• Thursday 20 Oct 2016
  • Public Engagement, for Healthy, Resilient and Sustainable Cities

    Side Events
    Venue: R12
    Lead Organization:
    • Health Caucus Canadian Environmental Network.
    Partner Organizations:
    • Chemical Sensitivities Manitoba And Gaia Group,
    • The Canadian Environmental Network,
    • The Nova Scotia Environmental Network.

    Various levels of government, community groups and individuals, all have a role to play in creating healthy, resilient and sustainable environments, including our urban environment, where most of us live. All levels of government need to address issues related to outdoor air and water quality, indoor air quality and chemicals management, all with the intent of having a safer and healthier environment for the population. Regulations to protect the environment and human health are examples. Both government and industry have important roles in pushing the agenda towards a safer and more resilient environment. There must be full community engagement that is transparent and relevant. Depending on the issue, government, industry, nongovernmental organizations and the affected public must engage in meaningful dialogue. This session will explore how multi-stakeholder processes are successful in bringing all of these parties together to achieve equitable and feasible solutions to problems related to the impacts of pollution on human health, and the resiliency and sustainability of communities. An engaged democratic process builds the base for communities to respond to new and future challenges that they may face related to climate change as we see an increase in extreme weather occurrences and vector-borne illnesses.

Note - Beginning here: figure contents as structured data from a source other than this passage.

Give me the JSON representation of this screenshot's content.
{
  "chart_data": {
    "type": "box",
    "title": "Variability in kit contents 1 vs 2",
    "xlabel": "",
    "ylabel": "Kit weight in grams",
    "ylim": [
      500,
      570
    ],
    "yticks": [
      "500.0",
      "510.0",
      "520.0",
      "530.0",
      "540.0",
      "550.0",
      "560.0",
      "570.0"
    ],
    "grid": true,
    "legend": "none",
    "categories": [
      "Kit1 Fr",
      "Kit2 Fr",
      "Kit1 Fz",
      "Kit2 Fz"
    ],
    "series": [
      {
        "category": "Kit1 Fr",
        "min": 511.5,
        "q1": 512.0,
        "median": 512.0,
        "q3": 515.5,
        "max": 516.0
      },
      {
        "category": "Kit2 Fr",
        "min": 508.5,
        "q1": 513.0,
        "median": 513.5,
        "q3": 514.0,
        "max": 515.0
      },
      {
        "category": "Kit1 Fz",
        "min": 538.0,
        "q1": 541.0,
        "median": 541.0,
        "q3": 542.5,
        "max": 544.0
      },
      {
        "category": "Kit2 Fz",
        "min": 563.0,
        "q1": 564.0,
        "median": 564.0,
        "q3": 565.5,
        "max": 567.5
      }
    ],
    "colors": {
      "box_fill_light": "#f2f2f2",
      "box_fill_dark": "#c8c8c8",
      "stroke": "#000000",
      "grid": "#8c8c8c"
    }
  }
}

Individuals also have important roles to play in this process as they have some control over their immediate environment. This can be partially achieved through the choice of consumer and personal care products used in the home. Individuals also have the capacity to discuss these issues with their neighbours and peers and ultimately organize into community groups. Public engagement of such groups can be instrumental in addressing issues that directly impact their health and environment and this engagement can lead to policy development for the environment and human health. This session will include some tangible examples of this type of engagement.